The measure, co-sponsored by more than 100 countries, including all Western nations as well as Rwanda, Brazil, Mexico and Argentina, was approved by consensus, without a vote. Iran disassociated itself from the action, calling the resolution a political exercise Israel would exploit against Palestinians.
But at least 22 nations left their seats empty in the assembly hall, including Bolivia, Chile and Columbia, who were also co-sponsors. Others not attending or sponsoring included Saudi Arabia, South Africa, Sudan, Syria, Tajikistan, and even Cambodia, itself a victim of genocide, U.S. officials said.
The resolution “condemns without any reservation any denial of the Holocaust” and “urges all member states unreservedly to reject any denial of the Holocaust as a historical event, either in full or in part, or any activities to this end.”
Iran is not mentioned by name although the resolution is clearly aimed at a Tehran conference convened in December by President Mahmoud Ahmadinejad. Most speakers at that event expressed doubt about the Nazis’ mass extermination of Jews.
Ahmadinejad, after coming to power in August 2005, caused an international outcry by terming the Holocaust a “myth” and calling Israel a “tumour” in the Middle East.
Iran’s envoy Hossein Gharibi told the assembly, “In our view there is no justification for genocide of any kind, nor can there be any justification for the attempt made by some — particularly by the Israeli regime — to exploit the past crimes as a pretext to commit new genocide and crimes.”
In response, U.S. acting ambassador, Alejandro Wolff said, “Iran stands alone, in shame, isolated, against the international community.”
“Conferences like those sponsored by Iran are designed solely to polarize and incite hatred,” Wolff said. “To deny the event of the Holocaust is tantamount to the approval of genocide in all its forms.”
Said Israel’s U.N. Ambassador Dan Gillerman, “While the nations of the world gather here to affirm the historicity of the Holocaust with the intent of never again allowing genocide, a member of this assembly is acquiring the capabilities to carry out its own.”
“The president of Iran is in fact saying, ‘There really was no Holocaust, but just in case, we shall finish the job.'”
Middle East nations were not among the co-sponsors. But Egypt’s U.N. ambassador, Maged Abedelaziz, said while he agreed with the resolution the world should also speak out against rising “Islamophobia.”

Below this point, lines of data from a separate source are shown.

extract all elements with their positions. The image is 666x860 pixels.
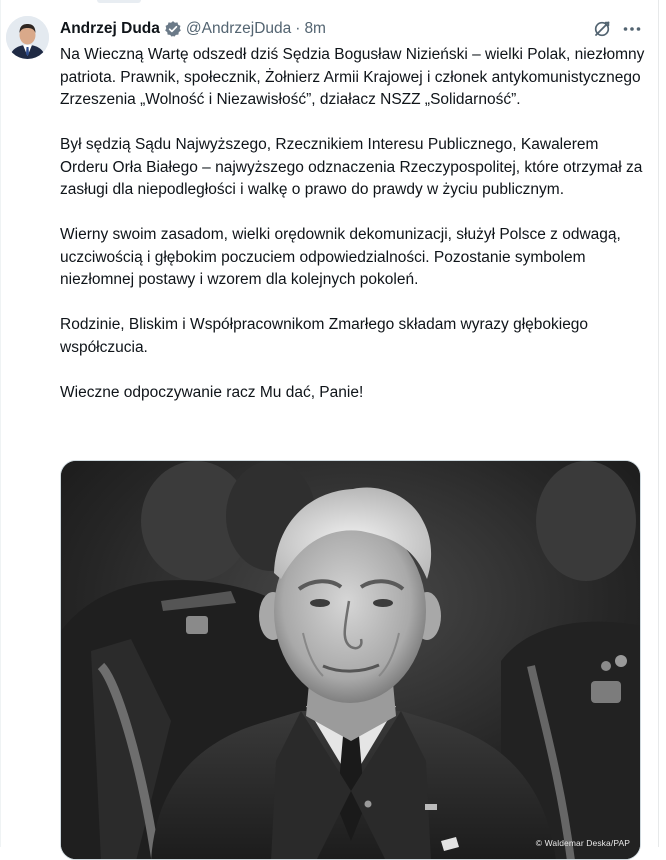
tweet-paragraph-3: Wierny swoim zasadom, wielki orędownik dekomunizacji, służył Polsce z odwagą, uczciwością i głębokim poczuciem odpowiedzialności. Pozostanie symbolem niezłomnej postawy i wzorem dla kolejnych pokoleń. (60, 226, 626, 288)
tweet-photo[interactable] (60, 460, 641, 860)
tweet-header (60, 19, 326, 39)
photo-credit: © Waldemar Deska/PAP (535, 838, 630, 848)
author-handle[interactable]: @AndrzejDuda (185, 20, 292, 37)
tweet-paragraph-2: Był sędzią Sądu Najwyższego, Rzecznikiem Interesu Publicznego, Kawalerem Orderu Orła Białego – najwyższego odznaczenia Rzeczypospolitej, które otrzymał za zasługi dla niepodległości i walkę o prawo do prawdy w życiu publicznym. (60, 136, 647, 198)
verified-badge-icon (164, 20, 182, 38)
separator-dot: · (295, 20, 301, 37)
grok-icon[interactable] (592, 19, 612, 39)
tweet-paragraph-5: Wieczne odpoczywanie racz Mu dać, Panie! (60, 383, 364, 401)
timestamp[interactable]: 8m (304, 20, 326, 37)
tweet-paragraph-1: Na Wieczną Wartę odszedł dziś Sędzia Bogusław Nizieński – wielki Polak, niezłomny patriota. Prawnik, społecznik, Żołnierz Armii Krajowej i członek antykomunistycznego Zrzeszenia „Wolność i Niezawisłość”, działacz NSZZ „Solidarność”. (60, 46, 649, 108)
avatar[interactable] (6, 16, 49, 59)
author-name[interactable]: Andrzej Duda (60, 20, 160, 37)
more-options-icon[interactable] (622, 19, 642, 39)
tweet-paragraph-4: Rodzinie, Bliskim i Współpracownikom Zmarłego składam wyrazy głębokiego współczucia. (60, 316, 593, 356)
tweet-text (60, 44, 649, 427)
previous-tweet-edge (97, 0, 141, 3)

Friday’s resolution was timed to coincide with the General Assembly’s decision in November 2005 to mark January 27 as the International Day of Commemoration of the Holocaust.
Russia’s U.N. Ambassador Vitaly Churkin emphasized that Jan 27 was chosen because of the liberation of the Auschwitz concentration camp by the Soviet Red Army in 1945.

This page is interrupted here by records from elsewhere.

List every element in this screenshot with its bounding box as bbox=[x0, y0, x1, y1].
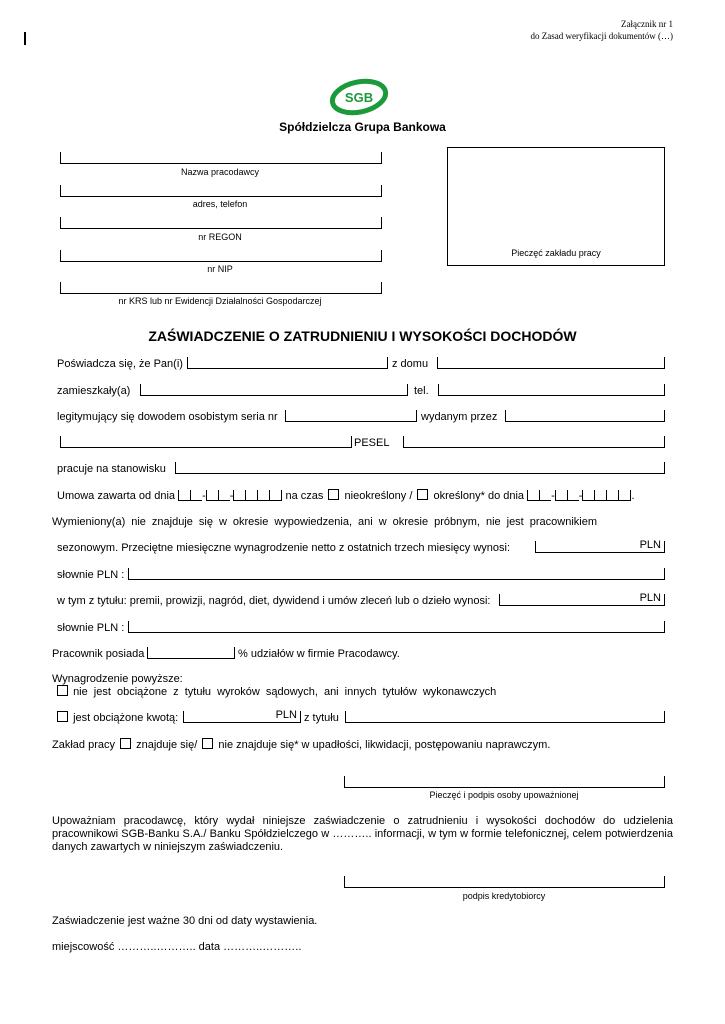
employee-name-field[interactable] bbox=[187, 357, 388, 369]
text-cursor bbox=[24, 32, 26, 45]
pesel-label: PESEL bbox=[354, 437, 390, 449]
sgb-logo bbox=[328, 78, 390, 116]
issued-by-field[interactable] bbox=[505, 410, 665, 422]
burden-title-field[interactable] bbox=[345, 711, 665, 723]
maiden-name-field[interactable] bbox=[437, 357, 665, 369]
id-extra-field[interactable] bbox=[60, 436, 352, 448]
maiden-name-label: z domu bbox=[392, 358, 429, 370]
attachment-subtitle: do Zasad weryfikacji dokumentów (…) bbox=[530, 31, 673, 41]
employer-address-caption: adres, telefon bbox=[192, 199, 248, 209]
indefinite-checkbox[interactable] bbox=[328, 489, 339, 500]
address-field[interactable] bbox=[140, 384, 408, 396]
krs-caption: nr KRS lub nr Ewidencji Działalności Gospodarczej bbox=[118, 296, 322, 306]
id-document-label: legitymujący się dowodem osobistym seria nr bbox=[57, 411, 278, 423]
seasonal-text: sezonowym. Przeciętne miesięczne wynagrodzenie netto z ostatnich trzech miesięcy wynosi: bbox=[57, 542, 511, 554]
document-title: ZAŚWIADCZENIE O ZATRUDNIENIU I WYSOKOŚCI DOCHODÓW bbox=[148, 328, 577, 344]
regon-caption: nr REGON bbox=[198, 232, 242, 242]
bonus-words-field[interactable] bbox=[128, 621, 665, 633]
definite-checkbox[interactable] bbox=[417, 489, 428, 500]
validity-text: Zaświadczenie jest ważne 30 dni od daty wystawienia. bbox=[52, 915, 318, 927]
is-not-label: nie znajduje się* w upadłości, likwidacji, postępowaniu naprawczym. bbox=[218, 739, 551, 751]
definite-label: określony* do dnia bbox=[433, 490, 525, 502]
phone-label: tel. bbox=[414, 385, 429, 397]
net-salary-field[interactable] bbox=[535, 541, 665, 553]
workplace-row bbox=[52, 738, 550, 752]
is-bankrupt-checkbox[interactable] bbox=[120, 738, 131, 749]
auth-signature-field[interactable] bbox=[344, 776, 665, 788]
in-words-label-2: słownie PLN : bbox=[57, 622, 125, 634]
employer-address-field[interactable] bbox=[60, 185, 382, 197]
burdened-row bbox=[55, 711, 178, 725]
nip-caption: nr NIP bbox=[207, 264, 233, 274]
authorization-text: Upoważniam pracodawcę, który wydał niniejsze zaświadczenie o zatrudnieniu i wysokości dochodów do udzielenia pracownikowi SGB-Banku S.A./ Banku Spółdzielczego w ……….. informacji, w tym w formie telefonicznej, celem potwierdzenia danych zawartych w niniejszym zaświadczeniu. bbox=[52, 815, 673, 853]
title-of-label: z tytułu bbox=[304, 712, 339, 724]
burdened-checkbox[interactable] bbox=[57, 711, 68, 722]
including-text: w tym z tytułu: premii, prowizji, nagród, diet, dywidend i umów zleceń lub o dzieło wynosi: bbox=[57, 595, 491, 607]
attachment-number: Załącznik nr 1 bbox=[621, 19, 673, 29]
bonus-amount-field[interactable] bbox=[499, 594, 665, 606]
burden-amount-field[interactable] bbox=[183, 711, 301, 723]
regon-field[interactable] bbox=[60, 217, 382, 229]
in-words-label-1: słownie PLN : bbox=[57, 569, 125, 581]
bonus-currency: PLN bbox=[639, 592, 661, 604]
workplace-label: Zakład pracy bbox=[52, 739, 115, 751]
contract-to-date[interactable]: - - bbox=[527, 490, 631, 502]
contract-from-date[interactable]: - - bbox=[178, 490, 282, 502]
for-time-label: na czas bbox=[285, 490, 324, 502]
phone-field[interactable] bbox=[438, 384, 665, 396]
shares-post-label: % udziałów w firmie Pracodawcy. bbox=[238, 648, 400, 660]
position-field[interactable] bbox=[175, 462, 665, 474]
not-burdened-label: nie jest obciążone z tytułu wyroków sądowych, ani innych tytułów wykonawczych bbox=[73, 686, 497, 698]
stamp-caption: Pieczęć zakładu pracy bbox=[511, 248, 601, 258]
net-salary-words-field[interactable] bbox=[128, 568, 665, 580]
issued-by-label: wydanym przez bbox=[421, 411, 498, 423]
burdened-label: jest obciążone kwotą: bbox=[73, 712, 179, 724]
nip-field[interactable] bbox=[60, 250, 382, 262]
borrower-signature-caption: podpis kredytobiorcy bbox=[462, 891, 546, 901]
net-salary-currency: PLN bbox=[639, 539, 661, 551]
employer-name-field[interactable] bbox=[60, 152, 382, 164]
logo-text: SGB bbox=[344, 90, 374, 105]
borrower-signature-field[interactable] bbox=[344, 876, 665, 888]
employer-name-caption: Nazwa pracodawcy bbox=[180, 167, 260, 177]
shares-field[interactable] bbox=[147, 647, 235, 659]
resident-label: zamieszkały(a) bbox=[57, 385, 131, 397]
id-number-field[interactable] bbox=[285, 410, 417, 422]
not-notice-text: Wymieniony(a) nie znajduje się w okresie wypowiedzenia, ani w okresie próbnym, nie jest pracownikiem bbox=[52, 516, 597, 528]
certifies-label: Poświadcza się, że Pan(i) bbox=[57, 358, 183, 370]
place-date-text: miejscowość ………..……….. data ………..……….. bbox=[52, 941, 302, 953]
contract-row: Umowa zawarta od dnia - - na czas nieokreślony / określony* do dnia - - . bbox=[57, 490, 635, 502]
salary-above-label: Wynagrodzenie powyższe: bbox=[52, 673, 183, 685]
bank-name: Spółdzielcza Grupa Bankowa bbox=[279, 120, 446, 134]
position-label: pracuje na stanowisku bbox=[57, 463, 166, 475]
attachment-header bbox=[531, 18, 673, 42]
not-burdened-row bbox=[55, 685, 496, 699]
indefinite-label: nieokreślony / bbox=[344, 490, 413, 502]
is-not-bankrupt-checkbox[interactable] bbox=[202, 738, 213, 749]
burden-currency: PLN bbox=[275, 709, 297, 721]
auth-signature-caption: Pieczęć i podpis osoby upoważnionej bbox=[429, 790, 579, 800]
shares-pre-label: Pracownik posiada bbox=[52, 648, 145, 660]
is-label: znajduje się/ bbox=[136, 739, 198, 751]
krs-field[interactable] bbox=[60, 282, 382, 294]
pesel-field[interactable] bbox=[403, 436, 665, 448]
contract-from-label: Umowa zawarta od dnia bbox=[57, 490, 176, 502]
not-burdened-checkbox[interactable] bbox=[57, 685, 68, 696]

Churkin then chastised Estonia, without mentioning it by name, of wanting to move a statue of a Soviet soldier, saying some wanted to “destroy monuments to those who fought against Nazism while at the same time building monuments to those who fought on the side of fascism.”
Up to 1.5 million prisoners, most of them Jews, were killed in Auschwitz alone. A total of six million Jews and millions of others including Poles, homosexuals, Russians and Gypsies were murdered by the Nazis and their allies during the war.
Germany’s U.N. Ambassador Thomas Matussek, representing the European Union, said he was aware that the “unprecedented crime of the Holocaust was committed by Germans and in the name of Germany and from that stems our special responsibility.”